TU CRAINS RIEN. Il y à quand même un léger join.. c'est pas une goutte qui devrait tuer ton iPad.. T'en fait pas.. et puis depuis.. La goutte à du s'évaporer, sois tranquille.. même si je suis comme toi..


----------



## Sly54 (12 Octobre 2014)

Battal39 a dit:


> On rigole pas avec une personne anxieuse  .





RubenF a dit:


> TU CRAINS RIEN. Il y à quand même un léger join..

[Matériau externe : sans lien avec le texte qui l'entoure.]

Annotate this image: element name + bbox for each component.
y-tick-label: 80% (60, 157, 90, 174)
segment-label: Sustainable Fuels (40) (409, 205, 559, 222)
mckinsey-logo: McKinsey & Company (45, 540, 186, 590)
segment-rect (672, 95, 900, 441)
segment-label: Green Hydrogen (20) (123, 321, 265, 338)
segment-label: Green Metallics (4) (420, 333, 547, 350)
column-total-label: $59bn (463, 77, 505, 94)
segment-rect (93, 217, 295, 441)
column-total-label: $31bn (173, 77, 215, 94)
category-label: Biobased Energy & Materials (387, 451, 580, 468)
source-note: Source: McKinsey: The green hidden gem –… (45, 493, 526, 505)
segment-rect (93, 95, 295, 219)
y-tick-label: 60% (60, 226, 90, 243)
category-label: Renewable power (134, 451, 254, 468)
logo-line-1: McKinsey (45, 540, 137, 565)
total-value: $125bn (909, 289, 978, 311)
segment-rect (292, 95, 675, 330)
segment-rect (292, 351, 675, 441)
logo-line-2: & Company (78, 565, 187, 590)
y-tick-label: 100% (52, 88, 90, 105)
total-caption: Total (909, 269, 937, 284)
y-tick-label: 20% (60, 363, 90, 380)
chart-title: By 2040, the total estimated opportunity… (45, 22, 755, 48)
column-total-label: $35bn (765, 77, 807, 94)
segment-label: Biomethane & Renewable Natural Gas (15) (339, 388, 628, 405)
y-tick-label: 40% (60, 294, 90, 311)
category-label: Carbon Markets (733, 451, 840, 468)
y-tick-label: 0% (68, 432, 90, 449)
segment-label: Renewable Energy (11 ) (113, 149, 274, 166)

C'est pas faux. Le join_t_ peut calmer l'anxiété.


----------



## RubenF (12 Octobre 2014)

je pensais pas à ça mais vu de ce point de vue.. J'adhère totalement.


----------



## ipaforalcus (13 Octobre 2014)

Les antennes ne sont pas derrière la pomme ?


----------



## RubenF (13 Octobre 2014)

Pour l'iPad ? Je sais pas.. J'suis pas sur du tout mais je dirais sur les cotés.


----------



## ipaforalcus (13 Octobre 2014)

Non sauf si ils ont changé pour l'iPad air l'antenne wifi est derrière la pomme c'est sur à 200%, je crois même que Steve l'avais mentionné sur scène...


----------